So, we applied for our license, waited the three days, and then jumped on a plane to California.
California was our place. It was where we were young and reckless together, where we finally caved in and submitted to our true feelings — even if it wasn’t the best timing. It was also where we surfed our first real waves together, where we realized that no matter what happened, we’d always be there for each other, someway, somehow.
“Do you think we’re crazy?” I asked my sister, Sylvia, on the evening of the wedding as she fixed my bow tie.
She smiled. “Absolutely.” Her eyes found mine. “But I also think you’re meant for each other.”
“Mom and Dad didn’t even seem surprised when I told them.”
“None of us were.” Sylvia finished up my tie and then grabbed the lapels of my tux. “We all already knew it would be you two in the end. We were just waiting for you dummies to figure it out.”
The ceremony was small and intimate — just my parents, my sisters, B’s mom and Wayne, and of course, Jenna.
It was golden hour on the west coast, the sun slowly making its descent over the water as my father clapped my shoulder from where he stood beside me. My eyes were on the sand around my shoes, my heart racing out of my chest. And then he bent to whisper, “Here she comes.”
With a steadying breath, I lifted my gaze, and there she was.
B walked barefoot through the sand toward me with golden rays of light illuminating her hair like a halo. She wore a white, lacy dress that was shorter in the front and longer, flowier in the back. It showed off those immaculate legs of hers, and the lace tapered her waist, the slim spaghetti straps highlighting her sleek collarbone, elegant neck, and lean arms.
I mapped those freckles on her cheeks as she flushed and walked slowly toward me. They were more pronounced after surfing for a few days, her sun-kissed skin a warm brown, but it was her smile that I couldn’t stop staring at.
She smiled like it was the happiest day of her entire life, like she’d been just waiting and counting down the time to this very moment.
And I felt the same.
I didn’t realize how tight my chest was, how constricted my throat was, how my nerves were making me tremble until my stare crawled up, up, up to meet her eyes.
Her metallic, stormy gray eyes.
As soon as our gaze met, I was hit with flash after flash of memories.
I saw the first time we met, how she looked up at me from where she’d fallen down with one lone curl hanging over her eyes. I saw her tired eyes that night on the beach before I left for college. I saw her laughing in a cat café and surfing the barrel of a wave. I saw her crying at the loss of her father, saw her laughing as we watched a movie from afar when she was in Pittsburgh, saw betrayal and hurt when she saw me with Angel for the first time.
So many incredible moments.
So many painful ones, too.
My eyes watered with each one, and B must have known what I was feeling, because her bottom lip quivered, and she pressed a hand over her heart as if to soothe it.
Maybe she was feeling it, too.
Maybe she was realizing in that exact same moment I was that all the heartbreak had been worth it.
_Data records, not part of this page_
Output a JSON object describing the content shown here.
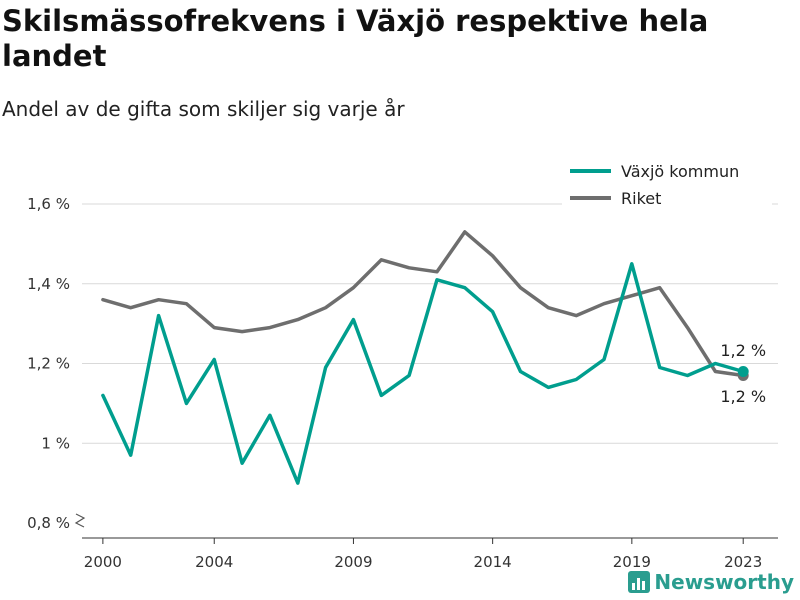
{
  "header": {
    "title": "Skilsmässofrekvens i Växjö respektive hela landet",
    "subtitle": "Andel av de gifta som skiljer sig varje år"
  },
  "brand": {
    "name": "Newsworthy"
  },
  "colors": {
    "vaxjo": "#009e8e",
    "riket": "#6e6e6e",
    "grid": "#d9d9d9",
    "brand": "#2a9d8f"
  },
  "chart_data": {
    "type": "line",
    "title": "Skilsmässofrekvens i Växjö respektive hela landet",
    "subtitle": "Andel av de gifta som skiljer sig varje år",
    "x": [
      2000,
      2001,
      2002,
      2003,
      2004,
      2005,
      2006,
      2007,
      2008,
      2009,
      2010,
      2011,
      2012,
      2013,
      2014,
      2015,
      2016,
      2017,
      2018,
      2019,
      2020,
      2021,
      2022,
      2023
    ],
    "series": [
      {
        "name": "Växjö kommun",
        "color": "#009e8e",
        "values": [
          1.12,
          0.97,
          1.32,
          1.1,
          1.21,
          0.95,
          1.07,
          0.9,
          1.19,
          1.31,
          1.12,
          1.17,
          1.41,
          1.39,
          1.33,
          1.18,
          1.14,
          1.16,
          1.21,
          1.45,
          1.19,
          1.17,
          1.2,
          1.18
        ],
        "end_label": "1,2 %"
      },
      {
        "name": "Riket",
        "color": "#6e6e6e",
        "values": [
          1.36,
          1.34,
          1.36,
          1.35,
          1.29,
          1.28,
          1.29,
          1.31,
          1.34,
          1.39,
          1.46,
          1.44,
          1.43,
          1.53,
          1.47,
          1.39,
          1.34,
          1.32,
          1.35,
          1.37,
          1.39,
          1.29,
          1.18,
          1.17
        ],
        "end_label": "1,2 %"
      }
    ],
    "ylim": [
      0.8,
      1.6
    ],
    "yticks": [
      0.8,
      1.0,
      1.2,
      1.4,
      1.6
    ],
    "ytick_labels": [
      "0,8 %",
      "1 %",
      "1,2 %",
      "1,4 %",
      "1,6 %"
    ],
    "xticks": [
      2000,
      2004,
      2009,
      2014,
      2019,
      2023
    ],
    "xtick_labels": [
      "2000",
      "2004",
      "2009",
      "2014",
      "2019",
      "2023"
    ],
    "xlabel": "",
    "ylabel": "",
    "grid": true,
    "legend_position": "top-right"
  }
}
Sounds snapped back to me when B was close, and I realized not only was I crying, but so was everyone else seated around our makeshift ceremony location. There wasn’t a dry eye on that beach, and when B made it close enough for me to reach out and take her hands in mine, I said screw the rules and kissed her right then and there.
“I think you’re supposed to wait until the end of the ceremony to do that,” she breathed against my lips with a smile when I released her.
I shook my head, lining her jaw with my thumb as I counted all the lucky stars that brought her into my life.
“I’ve waited long enough.”
• • •
One year later, we bought our first house together near Newport Beach, California.
I wondered if the universe had decided we’d been through enough hell in our teens and twenties that it decided to give us a break in our thirties, because everything just kind of fell together for us once we were married.
While we debated B moving back home to South Florida or me moving to Pittsburgh, we knew in our hearts that we wanted to start our lives somewhere new and fresh. California was what called to us most.
Like I said — it was our place.
B started looking for publishing houses that had branches in Los Angeles, thinking she’d have to start over.